Robust evidence for dynamical dark energy in light of DESI DR2 and joint ACT, SPT, and Planck data

TL;DR

This study provides robust evidence for dynamical dark energy using the latest cosmological data, showing significant deviations from the standard Lambda Cold Dark Matter model and favoring models with evolving dark energy properties.

Contribution

It offers a comprehensive analysis of six DDE models with new high-precision data, strengthening the case for dynamical dark energy and identifying specific models that are moderately favored.

Findings

DDE preference remains robust across models and data sets.

Significant deviation of dark energy parameters from LambdaCDM values.

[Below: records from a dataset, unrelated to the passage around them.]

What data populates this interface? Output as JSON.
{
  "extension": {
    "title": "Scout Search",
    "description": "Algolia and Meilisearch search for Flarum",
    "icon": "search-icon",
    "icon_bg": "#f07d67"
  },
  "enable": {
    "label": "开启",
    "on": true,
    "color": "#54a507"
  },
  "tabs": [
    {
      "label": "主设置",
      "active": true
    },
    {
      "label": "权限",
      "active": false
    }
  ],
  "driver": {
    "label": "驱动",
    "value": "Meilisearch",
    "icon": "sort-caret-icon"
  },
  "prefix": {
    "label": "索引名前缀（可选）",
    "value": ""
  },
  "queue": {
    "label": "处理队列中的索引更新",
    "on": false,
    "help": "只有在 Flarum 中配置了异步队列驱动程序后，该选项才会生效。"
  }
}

Moderate Bayesian support for certain DDE models over LambdaCDM.

Abstract

Recent baryon acoustic oscillation (BAO) measurements released by DESI, when combined with cosmic microwave background (CMB) data and type Ia supernova (SN) data, suggest a significant preference for dynamical dark energy (DDE) that exhibits the phantom-like behavior in the past and has transitioned into quintessence-like behavior today. In this work, we conduct a comprehensive analysis of six representative DDE parametrization models by utilizing the latest and most precise CMB data jointly from ACT, SPT, and Planck, in conjunction with BAO data from DESI DR2 and SN data from DESY5, PantheonPlus, and Union3. Our overall analysis indicates that the preference for DDE in the Quintom-B regime remains robust, regardless of the DDE parameterization model and the data combination employed. The trend of this preference is significantly strengthened with the support of DESY5 SN data. Specifically, when using the CMB+DESI+DESY5 data, for the Barboza-Alcaniz (BA) model, we obtain $w_0 = -0.785 \pm 0.047$ and $w_a = -0.43^{+0.10}_{-0.09}$, which significantly deviate from the $\Lambda$CDM values and provide evidence for DDE at the $4.2\sigma$ level. By the reconstruction of the dark energy equation of state $w(z)$, normalized dark energy density $f_{\mathrm{DE}}(z)$, and the deceleration parameter $q(z)$, we also observe clear departures from $\Lambda$CDM, further reinforcing the case for DDE. Furthermore, the Bayesian evidence analysis indicates that the Chevallier-Polarski-Linder, BA and Exponential models are moderately favored relative to $\Lambda$CDM based on the CMB+DESI+DESY5 data.